The Senate committee investigating alleged Russian interference in last year's election quietly interviewed former national security adviser Susan Rice behind closed doors Friday, according to CNN.

"Ambassador Rice met voluntarily with the Senate Select Committee on Intelligence today as part of the committee's bipartisan investigation into Russia's interference in the 2016 US presidential election," Erin Pelton, a spokesperson for Rice, told CNN.

"Ambassador Rice appreciates the Committee's efforts to examine Russia's efforts to interfere, which violated one of the core foundations of American democracy," she added.

According to CNN, Rice is the third high-level official from the Obama administration to meet with the the Senate select committee on intelligence this week. The committee also met with James Clapper, who served as director of national intelligence under former President Barack Obama, and Denis McDonough, who served as Obama's chief of staff.

Rice served as Obama's national security adviser during his second term in the White House and as the U.S. ambassador to the United Nations during Obama's first.

The meeting is significant because many Republicans believe that Rice is responsible for the illegal "unmasking" of Trump associates in U.S. intelligence reports.

"Unmasking" is the process where the identities of Americans collected in U.S. intelligence reports are revealed. Typically, they are only revealed if the identity is needed to understand the scope of the intelligence. According to NSA director Adm. Mike Rogers, who testified before Congress alongside former FBI director James Comey in March, the unmasking of American identities is rare, although their collection is more frequent.

However, Sen.
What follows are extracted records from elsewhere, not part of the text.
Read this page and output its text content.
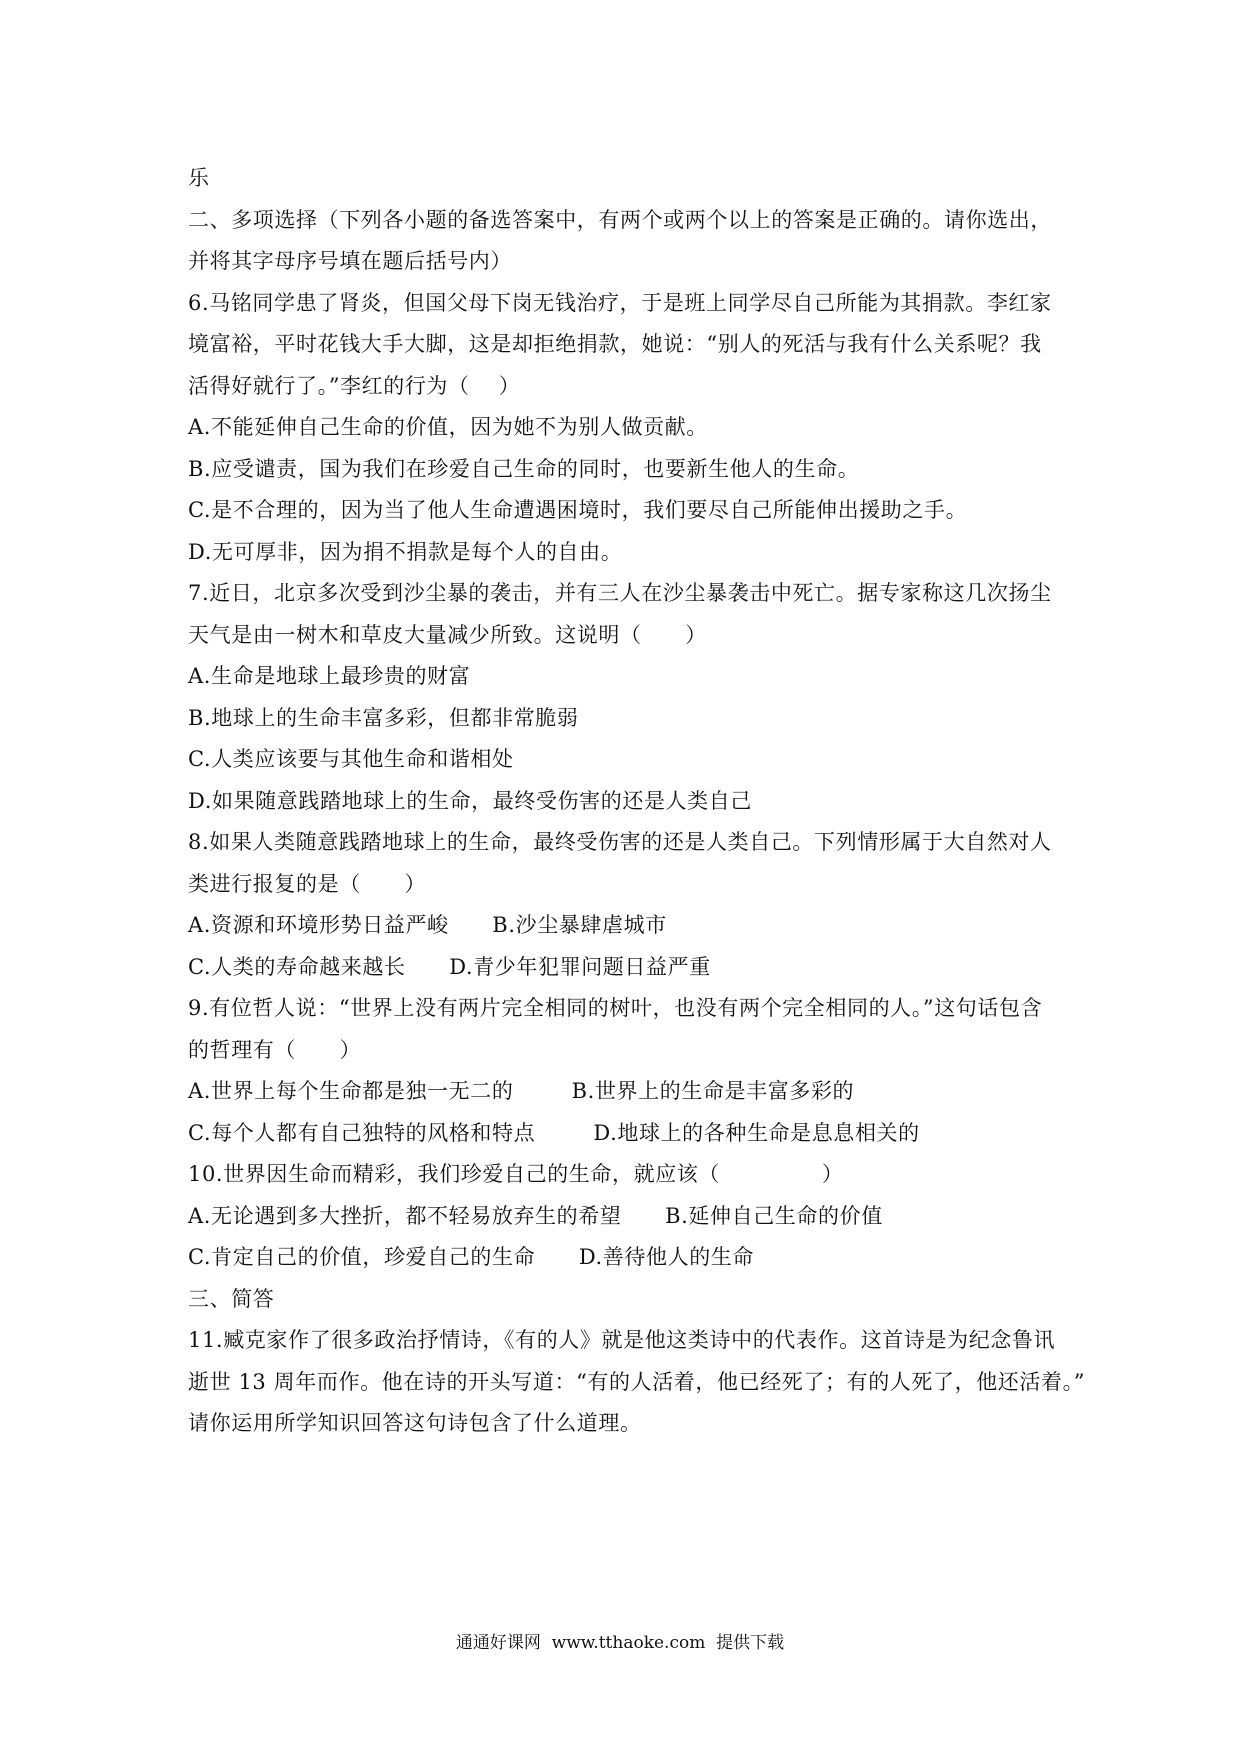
乐
二、多项选择（下列各小题的备选答案中，有两个或两个以上的答案是正确的。请你选出，
并将其字母序号填在题后括号内）
6.马铭同学患了肾炎，但国父母下岗无钱治疗，于是班上同学尽自己所能为其捐款。李红家
境富裕，平时花钱大手大脚，这是却拒绝捐款，她说：“别人的死活与我有什么关系呢？我
活得好就行了。”李红的行为（    ）
A.不能延伸自己生命的价值，因为她不为别人做贡献。
B.应受谴责，国为我们在珍爱自己生命的同时，也要新生他人的生命。
C.是不合理的，因为当了他人生命遭遇困境时，我们要尽自己所能伸出援助之手。
D.无可厚非，因为捐不捐款是每个人的自由。
7.近日，北京多次受到沙尘暴的袭击，并有三人在沙尘暴袭击中死亡。据专家称这几次扬尘
天气是由一树木和草皮大量减少所致。这说明（      ）
A.生命是地球上最珍贵的财富
B.地球上的生命丰富多彩，但都非常脆弱
C.人类应该要与其他生命和谐相处
D.如果随意践踏地球上的生命，最终受伤害的还是人类自己
8.如果人类随意践踏地球上的生命，最终受伤害的还是人类自己。下列情形属于大自然对人
类进行报复的是（      ）
A.资源和环境形势日益严峻      B.沙尘暴肆虐城市
C.人类的寿命越来越长      D.青少年犯罪问题日益严重
9.有位哲人说：“世界上没有两片完全相同的树叶，也没有两个完全相同的人。”这句话包含
的哲理有（      ）
A.世界上每个生命都是独一无二的        B.世界上的生命是丰富多彩的
C.每个人都有自己独特的风格和特点        D.地球上的各种生命是息息相关的
10.世界因生命而精彩，我们珍爱自己的生命，就应该（              ）
A.无论遇到多大挫折，都不轻易放弃生的希望      B.延伸自己生命的价值
C.肯定自己的价值，珍爱自己的生命      D.善待他人的生命
三、简答
11.臧克家作了很多政治抒情诗，《有的人》就是他这类诗中的代表作。这首诗是为纪念鲁讯
逝世 13 周年而作。他在诗的开头写道：“有的人活着，他已经死了；有的人死了，他还活着。”
请你运用所学知识回答这句诗包含了什么道理。
通通好课网  www.tthaoke.com  提供下载
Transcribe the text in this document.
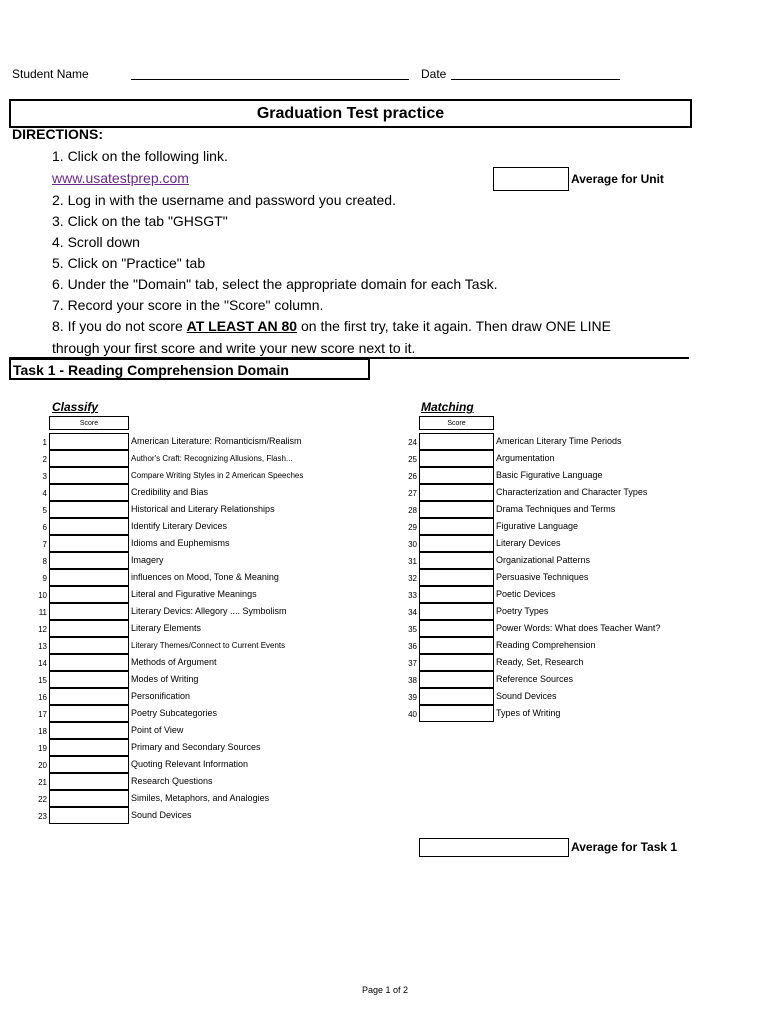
Student Name	Date
Graduation Test practice
DIRECTIONS:
1. Click on the following link.
www.usatestprep.com
2. Log in with the username and password you created.
3. Click on the tab "GHSGT"
4. Scroll down
5. Click on "Practice" tab
6. Under the "Domain" tab, select the appropriate domain for each Task.
7. Record your score in the "Score" column.
8. If you do not score AT LEAST AN 80 on the first try, take it again. Then draw ONE LINE
through your first score and write your new score next to it.
Average for Unit
Task 1 - Reading Comprehension Domain
Classify
Score
1	American Literature: Romanticism/Realism
2	Author's Craft: Recognizing Allusions, Flash...
3	Compare Writing Styles in 2 American Speeches
4	Credibility and Bias
5	Historical and Literary Relationships
6	Identify Literary Devices
7	Idioms and Euphemisms
8	Imagery
9	influences on Mood, Tone & Meaning
10	Literal and Figurative Meanings
11	Literary Devics: Allegory .... Symbolism
12	Literary Elements
13	Literary Themes/Connect to Current Events
14	Methods of Argument
15	Modes of Writing
16	Personification
17	Poetry Subcategories
18	Point of View
19	Primary and Secondary Sources
20	Quoting Relevant Information
21	Research Questions
22	Similes, Metaphors, and Analogies
23	Sound Devices
Matching
Score
24	American Literary Time Periods
25	Argumentation
26	Basic Figurative Language
27	Characterization and Character Types
28	Drama Techniques and Terms
29	Figurative Language
30	Literary Devices
31	Organizational Patterns
32	Persuasive Techniques
33	Poetic Devices
34	Poetry Types
35	Power Words: What does Teacher Want?
36	Reading Comprehension
37	Ready, Set, Research
38	Reference Sources
39	Sound Devices
40	Types of Writing
Average for Task 1
Page 1 of 2
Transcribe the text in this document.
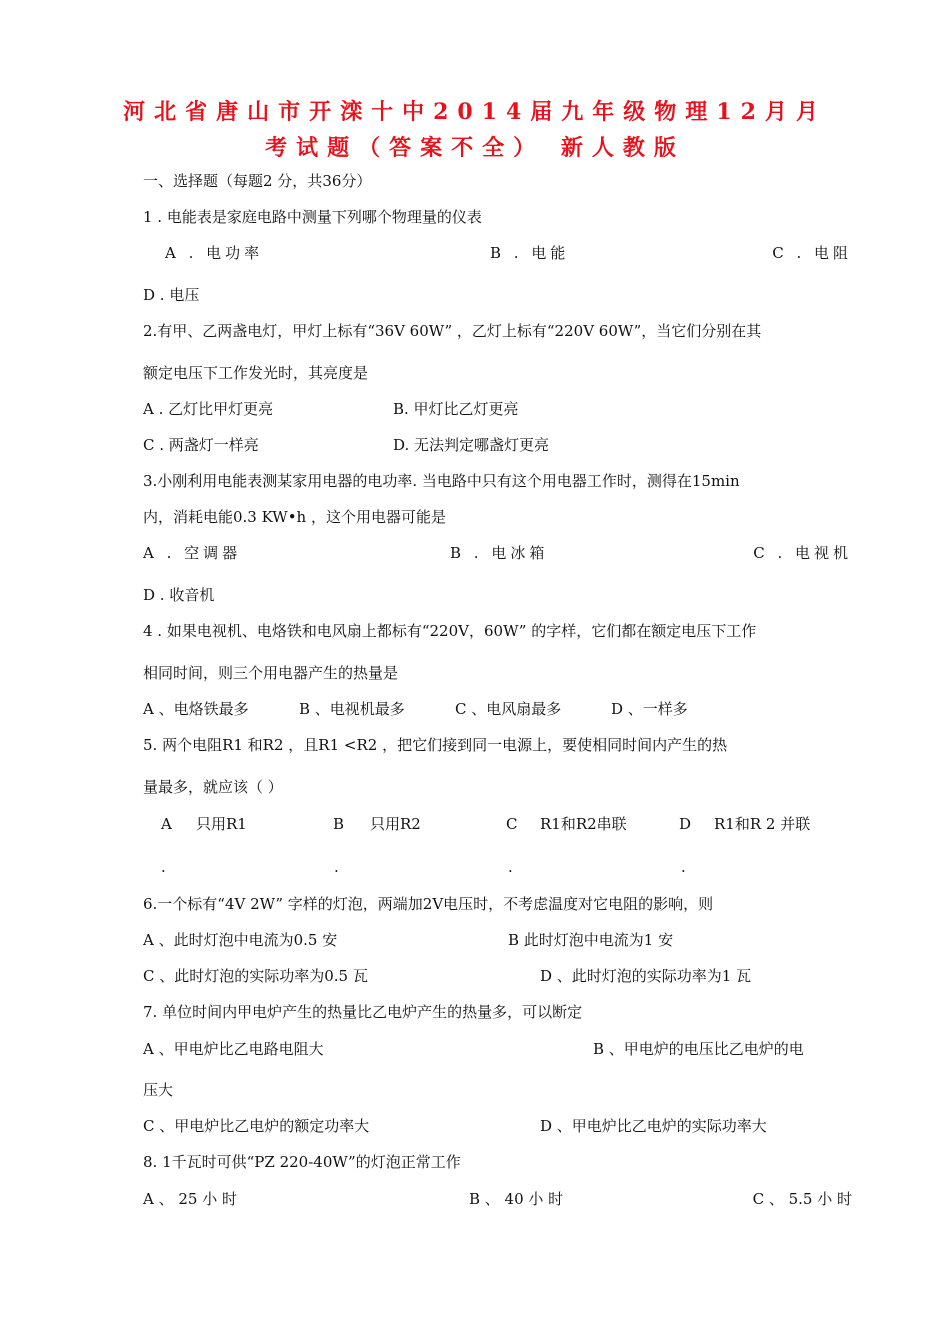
河北省唐山市开滦十中2014届九年级物理12月月
考试题（答案不全） 新人教版
一、选择题（每题2 分，共36分）
1 . 电能表是家庭电路中测量下列哪个物理量的仪表
A . 电功率	B . 电能	C . 电阻
D . 电压
2.有甲、乙两盏电灯，甲灯上标有“36V 60W” ，乙灯上标有“220V 60W”，当它们分别在其
额定电压下工作发光时，其亮度是
A . 乙灯比甲灯更亮	B. 甲灯比乙灯更亮
C . 两盏灯一样亮	D. 无法判定哪盏灯更亮
3.小刚利用电能表测某家用电器的电功率. 当电路中只有这个用电器工作时，测得在15min
内，消耗电能0.3 KW•h ，这个用电器可能是
A . 空调器	B . 电冰箱	C . 电视机
D . 收音机
4 . 如果电视机、电烙铁和电风扇上都标有“220V，60W” 的字样，它们都在额定电压下工作
相同时间，则三个用电器产生的热量是
A 、电烙铁最多	B 、电视机最多	C 、电风扇最多	D 、一样多
5. 两个电阻R1 和R2 ，且R1 <R2 ，把它们接到同一电源上，要使相同时间内产生的热
量最多，就应该（ ）
A 只用R1	B 只用R2	C R1和R2串联	D R1和R 2 并联
.	.	.	.
6.一个标有“4V 2W” 字样的灯泡，两端加2V电压时，不考虑温度对它电阻的影响，则
A 、此时灯泡中电流为0.5 安	B 此时灯泡中电流为1 安
C 、此时灯泡的实际功率为0.5 瓦	D 、此时灯泡的实际功率为1 瓦
7. 单位时间内甲电炉产生的热量比乙电炉产生的热量多，可以断定
A 、甲电炉比乙电路电阻大	B 、甲电炉的电压比乙电炉的电
压大
C 、甲电炉比乙电炉的额定功率大	D 、甲电炉比乙电炉的实际功率大
8. 1千瓦时可供“PZ 220-40W”的灯泡正常工作
A 、 25 小 时	B 、 40 小 时	C 、 5.5 小 时
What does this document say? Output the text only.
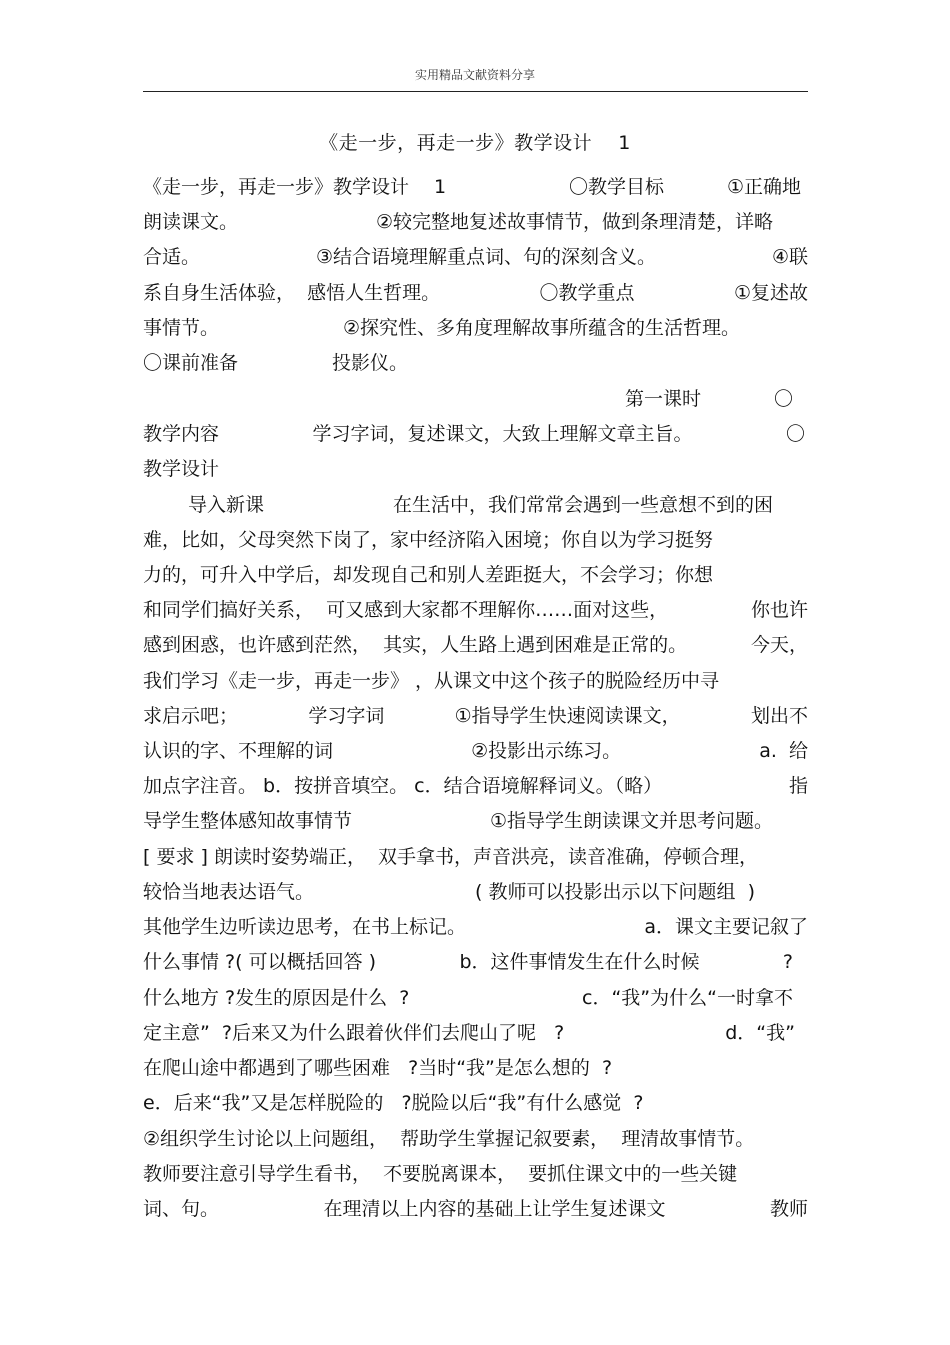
实用精品文献资料分享
《走一步，再走一步》教学设计　 1
《走一步，再走一步》教学设计　 1	〇教学目标	①正确地
朗读课文。	②较完整地复述故事情节，做到条理清楚，详略
合适。	③结合语境理解重点词、句的深刻含义。	④联
系自身生活体验，  感悟人生哲理。	〇教学重点	①复述故
事情节。	②探究性、多角度理解故事所蕴含的生活哲理。
〇课前准备	投影仪。
第一课时	〇
教学内容	学习字词，复述课文，大致上理解文章主旨。	〇
教学设计
导入新课	在生活中，我们常常会遇到一些意想不到的困
难，比如，父母突然下岗了，家中经济陷入困境；你自以为学习挺努
力的，可升入中学后，却发现自己和别人差距挺大，不会学习；你想
和同学们搞好关系，  可又感到大家都不理解你……面对这些，	你也许
感到困惑，也许感到茫然，  其实，人生路上遇到困难是正常的。	今天，
我们学习《走一步，再走一步》 ，从课文中这个孩子的脱险经历中寻
求启示吧；	学习字词	①指导学生快速阅读课文，	划出不
认识的字、不理解的词	②投影出示练习。	a.  给
加点字注音。 b．按拼音填空。 c．结合语境解释词义。（略）	指
导学生整体感知故事情节	①指导学生朗读课文并思考问题。
[ 要求 ] 朗读时姿势端正，  双手拿书，声音洪亮，读音准确，停顿合理，
较恰当地表达语气。	( 教师可以投影出示以下问题组  )
其他学生边听读边思考，在书上标记。	a．课文主要记叙了
什么事情 ?( 可以概括回答 )	b．这件事情发生在什么时候	?
什么地方 ?发生的原因是什么  ?	c．“我”为什么“一时拿不
定主意”  ?后来又为什么跟着伙伴们去爬山了呢   ?	d．“我”
在爬山途中都遇到了哪些困难   ?当时“我”是怎么想的  ?
e．后来“我”又是怎样脱险的   ?脱险以后“我”有什么感觉  ?
②组织学生讨论以上问题组，  帮助学生掌握记叙要素，  理清故事情节。
教师要注意引导学生看书，  不要脱离课本，  要抓住课文中的一些关键
词、句。	在理清以上内容的基础上让学生复述课文	教师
Richard Burr (R-N.C.), the chairman of the committee, told CNN after the meeting that no questions were raised regarding allegations that Rice improperly unmasked identities.

"The unmasking thing was all created by Devin Nunes, and I'll wait to go through our full evaluation to see if there was anything improper that happened," Burr said. "But clearly there were individuals unmasked. Some of that became public which it's not supposed to, and our business is to understand that, and explain it."

Early in congressional investigation regarding Russia, Rep. David Nunes (R-Calif.) was a central figure in the public spotlight, but later stepped aside from the investigation after he was accused of revealing classified information.

Nunes never recused himself from the investigation, however, and remains fully "read-in."